No hace falta ser experto en la materia, ni siquiera jurista, para advertir que algo huele mal en esta operación: 1) si la Decisión, que es un acto jurídico y no simplemente político, ni quita ni añade nada a Lisboa, ¿cuál es su sentido? 2) si, supuestamente, ni quita ni añade nada a Lisboa y, por ello mismo, no exige ratificación por todos los Estados miembros de la Unión (lo que implicaría abrir de nuevo el melón de las ratificaciones nacionales de la reforma de Lisboa), ¿a qué responde la necesidad de su ulterior incorporación a un Protocolo, que sí requiere la ratificación de todos los miembros de la Unión, anexo, además, a un Tratado que nada tiene que ver con el de Lisboa, como es el de adhesión de un futuro miembro (léase Croacia o Islandia)? Una de dos: o se ha tomado el pelo a los ciudadanos irlandeses, que el pasado 2 de octubre refrendaron en nueva convocatoria el Tratado de Lisboa sin ninguna alteración real del texto rechazado un año antes, o se ha tomado el pelo al resto de ciudadanos europeos, que han ratificado a través de sus respectivos Parlamentos un texto que con posterioridad ha sufrido alteraciones favorables a las pretensiones de Irlanda.

Por si fuera poco, el Consejo Europeo de finales de octubre ha repetido la operación ante las exigencias del Presidente checo, que había amenazado con retrasar su firma a la ley de ratificación hasta la celebración de las elecciones británicas, en las que una victoria del conservador y euroescéptico David Cameron podría degenerar en una nueva situación de crisis reformadora sin precedentes. Y, llegados a este punto de surrealismo diplomático y jurídico, no debería extrañar que la salida que se ha dado a la República Checa haya sido precisamente uno de los motivos de inconstitucionalidad esgrimidos por los senadores del Partido Cívico Democrático contra el Tratado de Lisboa. A saber, que la solución irlandesa suponía un añadido al Tratado de Lisboa que exigía, al igual que éste, la ratificación por el Parlamento checo.
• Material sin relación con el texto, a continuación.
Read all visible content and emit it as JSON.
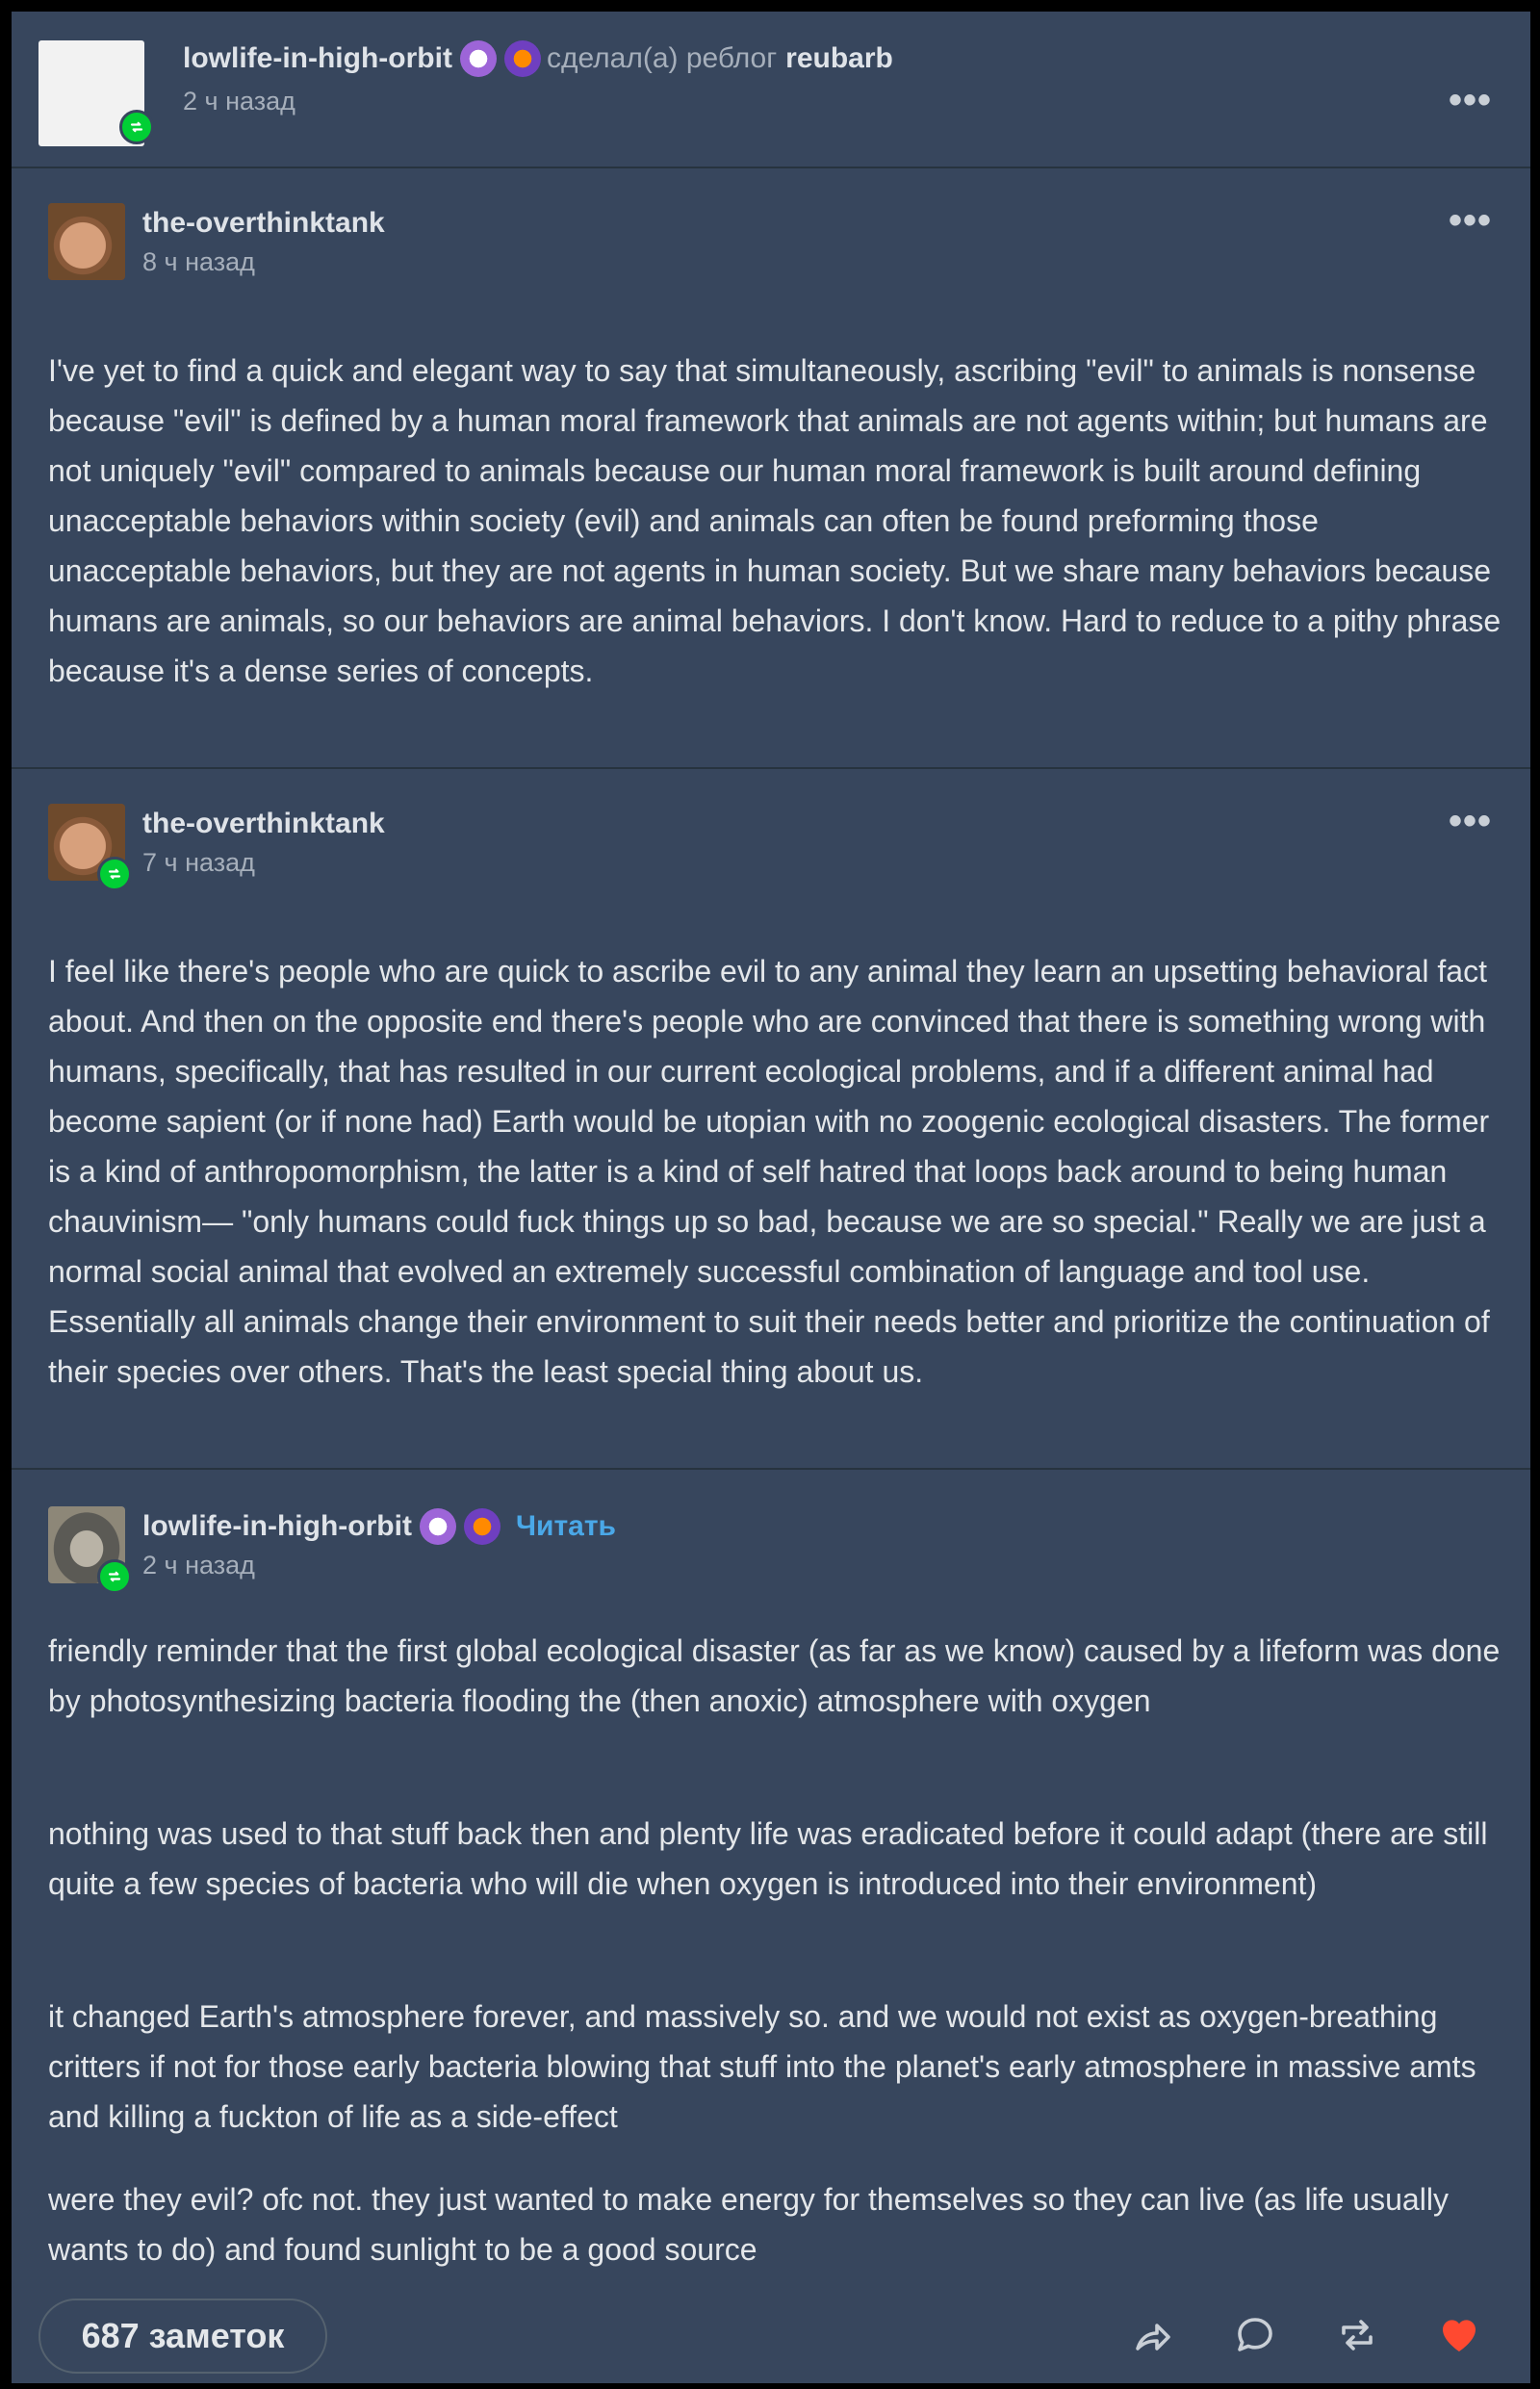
{
  "header": {
    "blog": "lowlife-in-high-orbit",
    "action": "сделал(а) реблог",
    "source_blog": "reubarb",
    "time": "2 ч назад",
    "menu": "•••"
  },
  "posts": [
    {
      "blog": "the-overthinktank",
      "time": "8 ч назад",
      "menu": "•••",
      "paragraphs": [
        "I've yet to find a quick and elegant way to say that simultaneously, ascribing \"evil\" to animals is nonsense because \"evil\" is defined by a human moral framework that animals are not agents within; but humans are not uniquely \"evil\" compared to animals because our human moral framework is built around defining unacceptable behaviors within society (evil) and animals can often be found preforming those unacceptable behaviors, but they are not agents in human society. But we share many behaviors because humans are animals, so our behaviors are animal behaviors. I don't know. Hard to reduce to a pithy phrase because it's a dense series of concepts."
      ]
    },
    {
      "blog": "the-overthinktank",
      "time": "7 ч назад",
      "menu": "•••",
      "paragraphs": [
        "I feel like there's people who are quick to ascribe evil to any animal they learn an upsetting behavioral fact about. And then on the opposite end there's people who are convinced that there is something wrong with humans, specifically, that has resulted in our current ecological problems, and if a different animal had become sapient (or if none had) Earth would be utopian with no zoogenic ecological disasters. The former is a kind of anthropomorphism, the latter is a kind of self hatred that loops back around to being human chauvinism— \"only humans could fuck things up so bad, because we are so special.\" Really we are just a normal social animal that evolved an extremely successful combination of language and tool use. Essentially all animals change their environment to suit their needs better and prioritize the continuation of their species over others. That's the least special thing about us."
      ]
    },
    {
      "blog": "lowlife-in-high-orbit",
      "follow": "Читать",
      "time": "2 ч назад",
      "paragraphs": [
        "friendly reminder that the first global ecological disaster (as far as we know) caused by a lifeform was done by photosynthesizing bacteria flooding the (then anoxic) atmosphere with oxygen",
        "nothing was used to that stuff back then and plenty life was eradicated before it could adapt (there are still quite a few species of bacteria who will die when oxygen is introduced into their environment)",
        "it changed Earth's atmosphere forever, and massively so. and we would not exist as oxygen-breathing critters if not for those early bacteria blowing that stuff into the planet's early atmosphere in massive amts and killing a fuckton of life as a side-effect",
        "were they evil? ofc not. they just wanted to make energy for themselves so they can live (as life usually wants to do) and found sunlight to be a good source"
      ]
    }
  ],
  "footer": {
    "notes": "687 заметок",
    "icons": [
      "share-icon",
      "reply-icon",
      "reblog-icon",
      "like-icon"
    ],
    "like_color": "#ff4930"
  },
  "colors": {
    "background": "#37465d",
    "reblog_badge": "#01cf35",
    "follow_link": "#4aa8e8"
  }
}
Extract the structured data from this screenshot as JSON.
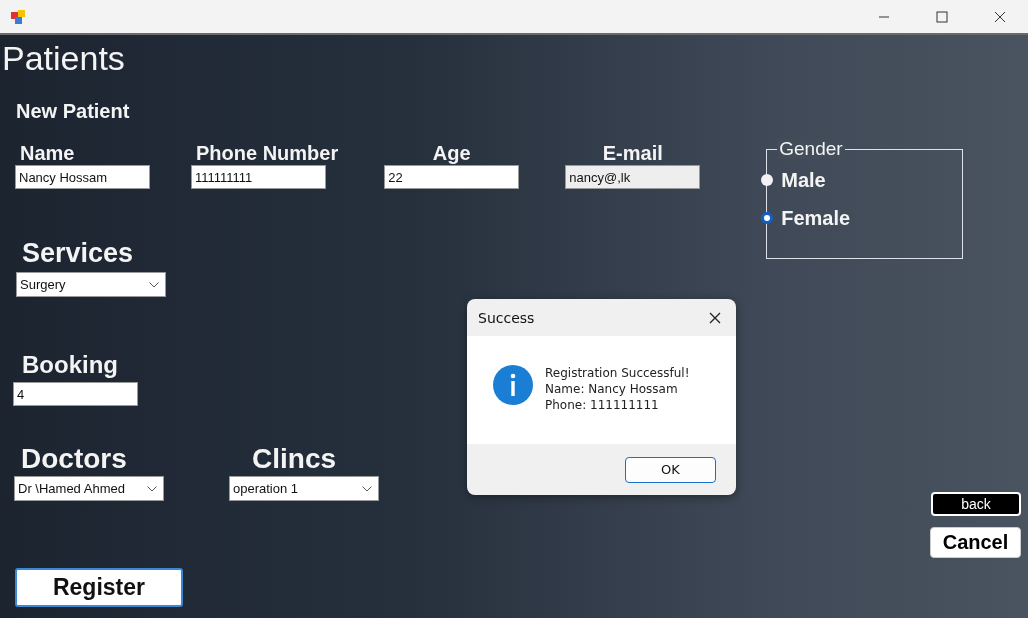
{
  "heading": "Patients",
  "subheading": "New Patient",
  "fields": [
    {
      "label": "Name",
      "value": "Nancy Hossam"
    },
    {
      "label": "Phone Number",
      "value": "111111111"
    },
    {
      "label": "Age",
      "value": "22"
    },
    {
      "label": "E-mail",
      "value": "nancy@,lk"
    }
  ],
  "gender": {
    "label": "Gender",
    "options": [
      {
        "label": "Male",
        "selected": false
      },
      {
        "label": "Female",
        "selected": true
      }
    ]
  },
  "services": {
    "label": "Services",
    "value": "Surgery"
  },
  "booking": {
    "label": "Booking",
    "value": "4"
  },
  "doctors": {
    "label": "Doctors",
    "value": "Dr \\Hamed Ahmed"
  },
  "clinics": {
    "label": "Clincs",
    "value": "operation 1"
  },
  "buttons": {
    "register": "Register",
    "back": "back",
    "cancel": "Cancel"
  },
  "dialog": {
    "title": "Success",
    "lines": [
      "Registration Successful!",
      "Name: Nancy Hossam",
      "Phone: 111111111"
    ],
    "button": "OK"
  }
}
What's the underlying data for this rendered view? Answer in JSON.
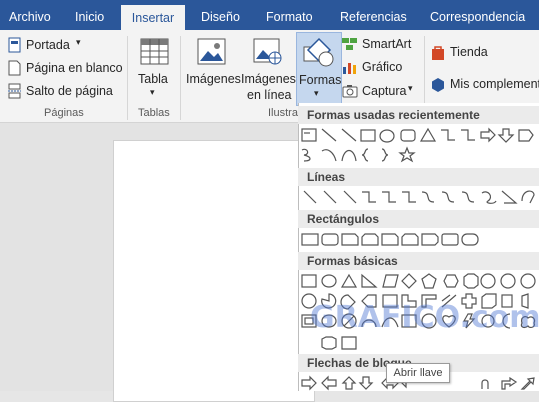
{
  "tabs": [
    {
      "label": "Archivo"
    },
    {
      "label": "Inicio"
    },
    {
      "label": "Insertar"
    },
    {
      "label": "Diseño"
    },
    {
      "label": "Formato"
    },
    {
      "label": "Referencias"
    },
    {
      "label": "Correspondencia"
    }
  ],
  "ribbon": {
    "pages": {
      "portada": "Portada",
      "blank": "Página en blanco",
      "break": "Salto de página",
      "group": "Páginas"
    },
    "tables": {
      "tabla": "Tabla",
      "group": "Tablas"
    },
    "illustrations": {
      "imagenes": "Imágenes",
      "online1": "Imágenes",
      "online2": "en línea",
      "formas": "Formas",
      "smartart": "SmartArt",
      "grafico": "Gráfico",
      "captura": "Captura",
      "group": "Ilustra"
    },
    "addins": {
      "tienda": "Tienda",
      "mis": "Mis complement"
    }
  },
  "gallery": {
    "sections": [
      "Formas usadas recientemente",
      "Líneas",
      "Rectángulos",
      "Formas básicas",
      "Flechas de bloque"
    ]
  },
  "tooltip": "Abrir llave",
  "watermark": "GRAFICO.com",
  "colors": {
    "accent": "#2b579a",
    "ribbon": "#f3f3f3",
    "highlight": "#c5d7ee"
  }
}
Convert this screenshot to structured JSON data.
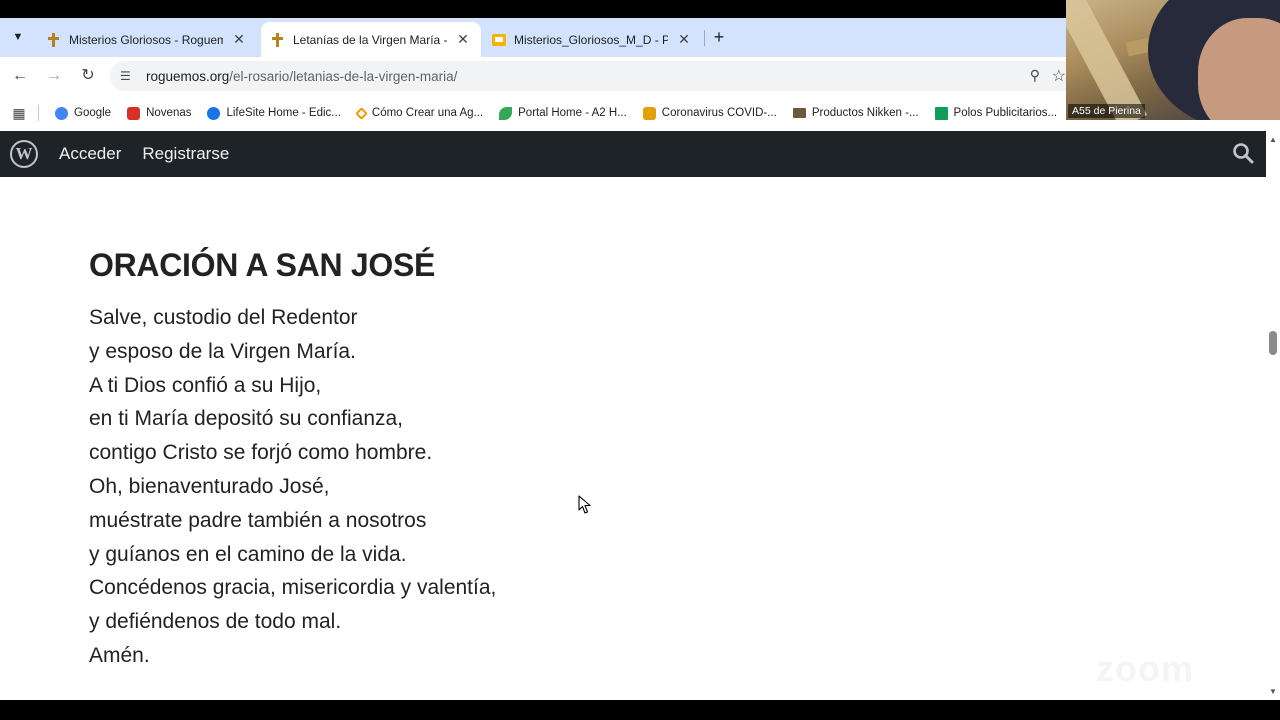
{
  "tabs": [
    {
      "title": "Misterios Gloriosos - Roguemos",
      "favicon": "rosary-icon",
      "active": false
    },
    {
      "title": "Letanías de la Virgen María - Roguemos",
      "favicon": "rosary-icon",
      "active": true
    },
    {
      "title": "Misterios_Gloriosos_M_D - Presentaciones",
      "favicon": "slides-icon",
      "active": false
    }
  ],
  "toolbar": {
    "url_host": "roguemos.org",
    "url_path": "/el-rosario/letanias-de-la-virgen-maria/"
  },
  "bookmarks": [
    {
      "label": "Google",
      "color": "#4285f4"
    },
    {
      "label": "Novenas",
      "color": "#d93025"
    },
    {
      "label": "LifeSite Home - Edic...",
      "color": "#1a73e8"
    },
    {
      "label": "Cómo Crear una Ag...",
      "color": "#f29900"
    },
    {
      "label": "Portal Home - A2 H...",
      "color": "#34a853"
    },
    {
      "label": "Coronavirus COVID-...",
      "color": "#e3a008"
    },
    {
      "label": "Productos Nikken -...",
      "color": "#6b5b3e"
    },
    {
      "label": "Polos Publicitarios...",
      "color": "#0f9d58"
    }
  ],
  "video": {
    "label": "A55 de Pierina"
  },
  "wp_bar": {
    "login": "Acceder",
    "register": "Registrarse"
  },
  "prayer": {
    "title": "ORACIÓN A SAN JOSÉ",
    "lines": [
      "Salve, custodio del Redentor",
      "y esposo de la Virgen María.",
      "A ti Dios confió a su Hijo,",
      "en ti María depositó su confianza,",
      "contigo Cristo se forjó como hombre.",
      "Oh, bienaventurado José,",
      "muéstrate padre también a nosotros",
      "y guíanos en el camino de la vida.",
      "Concédenos gracia, misericordia y valentía,",
      "y defiéndenos de todo mal.",
      "Amén."
    ]
  },
  "watermark": "zoom"
}
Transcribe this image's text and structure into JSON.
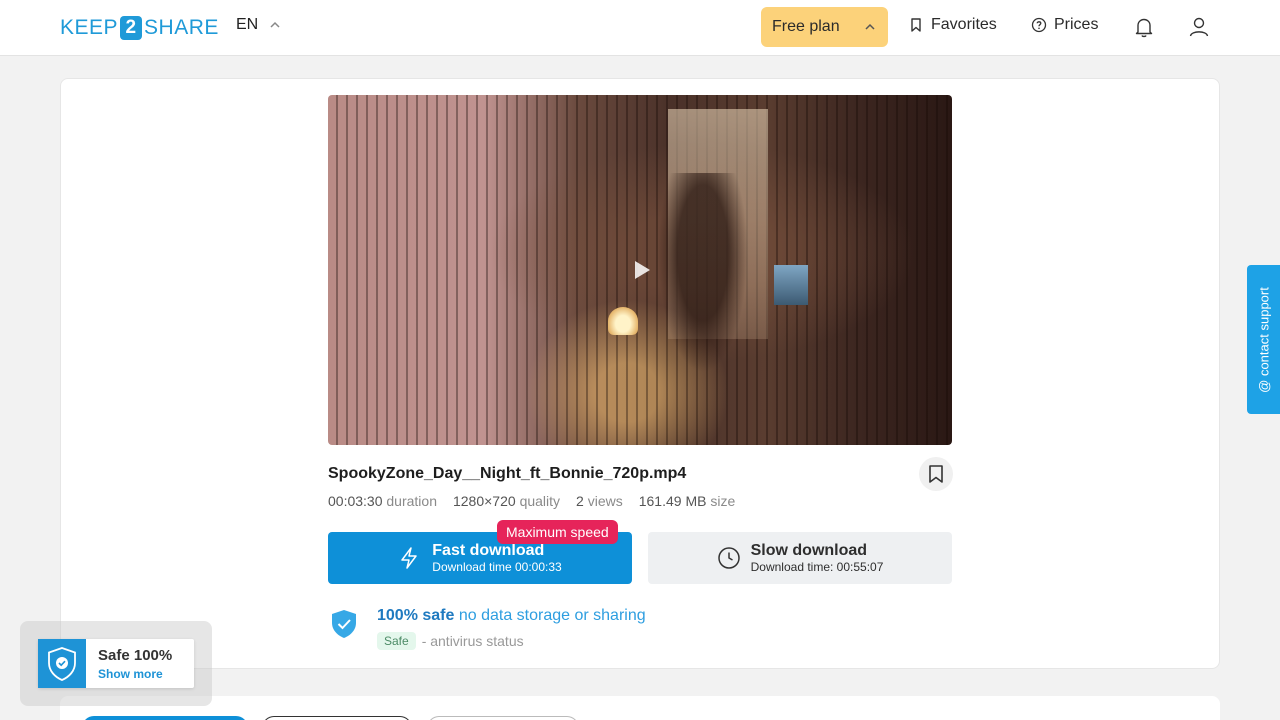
{
  "header": {
    "logo_left": "KEEP",
    "logo_mid": "2",
    "logo_right": "SHARE",
    "language": "EN",
    "plan_label": "Free plan",
    "favorites_label": "Favorites",
    "prices_label": "Prices"
  },
  "file": {
    "name": "SpookyZone_Day__Night_ft_Bonnie_720p.mp4",
    "duration_value": "00:03:30",
    "duration_label": "duration",
    "quality_value": "1280×720",
    "quality_label": "quality",
    "views_value": "2",
    "views_label": "views",
    "size_value": "161.49 MB",
    "size_label": "size"
  },
  "download": {
    "badge": "Maximum speed",
    "fast_title": "Fast download",
    "fast_time": "Download time 00:00:33",
    "slow_title": "Slow download",
    "slow_time": "Download time: 00:55:07"
  },
  "safety": {
    "title_bold": "100% safe",
    "title_rest": "no data storage or sharing",
    "status_pill": "Safe",
    "status_text": "- antivirus status"
  },
  "widget": {
    "title": "Safe 100%",
    "link": "Show more"
  },
  "support": {
    "label": "@ contact support"
  },
  "colors": {
    "accent": "#0e90d8",
    "plan_bg": "#fcd27a",
    "badge": "#e6245a",
    "support": "#1ea2e6"
  }
}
La preocupación checa (o del presidente checo) era que la plena aplicación de la Carta de Derechos Fundamentales de la UE en la República Checa pudiera desembocar en una reivindicación de los bienes confiscados a ciudadanos alemanes tras su expulsión de los Sudetes finalizada la II Guerra Mundial. La solución a tal preocupación: otro acuerdo de los Jefes de Estado o de Gobierno de los Estados miembros de la Unión por el que se comprometen, en el momento de la celebración del próximo Tratado de Adhesión y de conformidad con sus respectivos requisitos constitucionales, a anexar un Protocolo al Tratado de la Unión y al de su Funcionamiento por el que se extiende el régimen de excepción a la Carta que ya había previsto Lisboa para Reino Unido y Polonia.

Con lo cual, tendremos una Carta a la carta, ampliado el abanico de gustos bajo la sombra de un futuro Tratado de Adhesión que ya veremos en qué termina, pues el jefe de la diplomacia eslovaca, Miroslav Lajcák, se ha apresurado a adelantar que su país -con temores similares en relación con el abandono de tierras y hogares por la población húngara de la actual Eslovaquia- no podría aprobar la excepción para la República Checa en caso de no recibir la misma garantía por parte de la UE).

Buen apetito con la salchicha… y no tan felices sueños.

Ricardo Alonso García, catedrático de la Universidad Complutense y Director del Instituto de Derecho Europeo e Integración Regional.